I pm impegnati nel dibattimento hanno già dichiarato che impugneranno. All’annuncio, però, ha fatto da controcanto la pacata presa di posizione del procuratore Lo Voi: “L’impugnazione è probabile, ma se non si leggono le motivazioni della sentenza non ha senso anticipare giudizi. Valuteremo”. Ancora una volta, i fatti, che imporrebbero prudenza, contro gli ardimenti che reclamano un palcoscenico, l’accensione delle luci, il puntiglio della vittoria per la vittoria, avverso ogni sconfitta.

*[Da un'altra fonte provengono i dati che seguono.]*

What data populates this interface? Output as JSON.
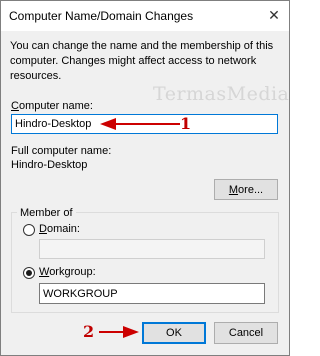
{
  "window": {
    "title": "Computer Name/Domain Changes",
    "close_glyph": "✕"
  },
  "description": "You can change the name and the membership of this computer. Changes might affect access to network resources.",
  "computer_name": {
    "label_prefix": "",
    "label_access": "C",
    "label_rest": "omputer name:",
    "value": "Hindro-Desktop"
  },
  "full_name": {
    "label": "Full computer name:",
    "value": "Hindro-Desktop"
  },
  "more_button": {
    "access": "M",
    "rest": "ore..."
  },
  "member_of": {
    "title": "Member of",
    "domain": {
      "access": "D",
      "rest": "omain:",
      "value": "",
      "selected": false
    },
    "workgroup": {
      "access": "W",
      "rest": "orkgroup:",
      "value": "WORKGROUP",
      "selected": true
    }
  },
  "buttons": {
    "ok": "OK",
    "cancel": "Cancel"
  },
  "watermark": "TermasMedia",
  "annotations": {
    "step1": "1",
    "step2": "2",
    "arrow_color": "#cc0000"
  }
}
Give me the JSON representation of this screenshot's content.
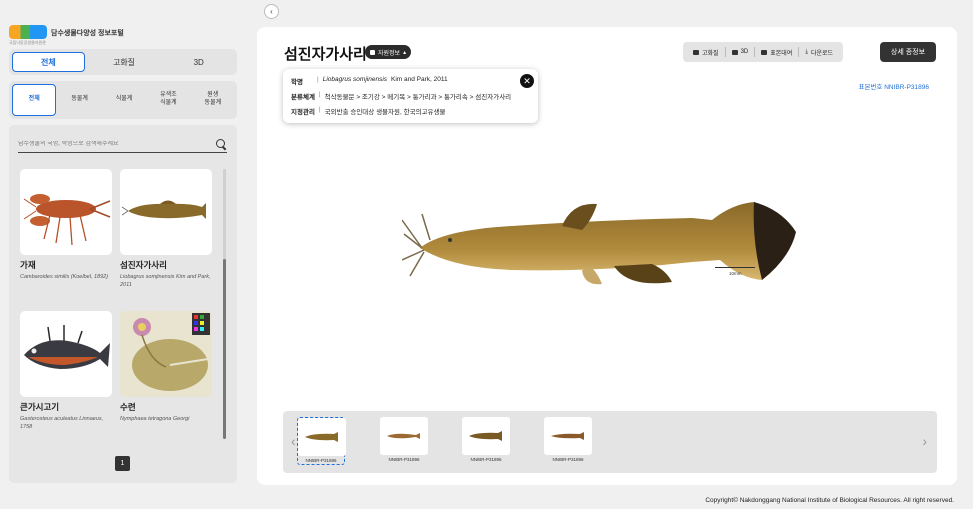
{
  "brand": {
    "title": "담수생물다양성 정보포털",
    "subtitle": "국립낙동강생물자원관"
  },
  "view_modes": [
    "전체",
    "고화질",
    "3D"
  ],
  "categories": [
    "전체",
    "동물계",
    "식물계",
    "유색조\n식물계",
    "원생\n동물계"
  ],
  "search": {
    "placeholder": "담수생물의 국명, 학명으로 검색해주세요"
  },
  "species_list": [
    {
      "name": "가재",
      "sci": "Cambaroides similis (Koelbel, 1892)"
    },
    {
      "name": "섬진자가사리",
      "sci": "Liobagrus somjinensis Kim and Park, 2011"
    },
    {
      "name": "큰가시고기",
      "sci": "Gasterosteus aculeatus Linnaeus, 1758"
    },
    {
      "name": "수련",
      "sci": "Nymphaea tetragona Georgi"
    }
  ],
  "pagination": {
    "current": "1"
  },
  "detail": {
    "title": "섬진자가사리",
    "info_toggle": "자원정보",
    "toolbar": [
      "고화질",
      "3D",
      "표본대여",
      "다운로드"
    ],
    "detail_button": "상세 종정보",
    "info": {
      "name_key": "학명",
      "name_sci": "Liobagrus somjinensis",
      "name_author": "Kim and Park, 2011",
      "class_key": "분류체계",
      "class_val": "척삭동물문 > 조기강 > 메기목 > 퉁가리과 > 퉁가리속 > 섬진자가사리",
      "status_key": "지정관리",
      "status_val": "국외반출 승인대상 생물자원, 한국의고유생물"
    },
    "specimen_no": "표본번호 NNIBR-P31896",
    "scale_label": "10mm",
    "thumbnails": [
      "NNIBR-P31896",
      "NNIBR-P31896",
      "NNIBR-P31896",
      "NNIBR-P31896"
    ]
  },
  "footer": "Copyright© Nakdonggang National Institute of Biological Resources. All right reserved."
}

Eppure, Giovanni Fiandaca, avvertito professore di diritto palermitano, l’aveva spiegato, con un lucido saggio, che a lui questa storia della Trattativa, giuridicamente, puzzava di patacca. Venne bollato come eretico dai puristi della congiura. Eppure, tanti commentatori laici, senza pregiudizi da difendere, avevano scritto cose non proprio peregrine circa gli sconquassi di una giustizia che risulta per forza poco credibile quando tralascia i particolari e i dettagli, per concentrarsi sul plot, sul quadro d’insieme.

Non resta che prendere mestamente atto dei giorni magrissimi di questa nostra antimafia sminuzzata tra sfaceli e folclore di agendine rosse, corrosa dagli scandali sui beni confiscati, spernacchiata dalle sentenze. Tutto sbagliato, tutto da rifare: è questa l’unica certezza.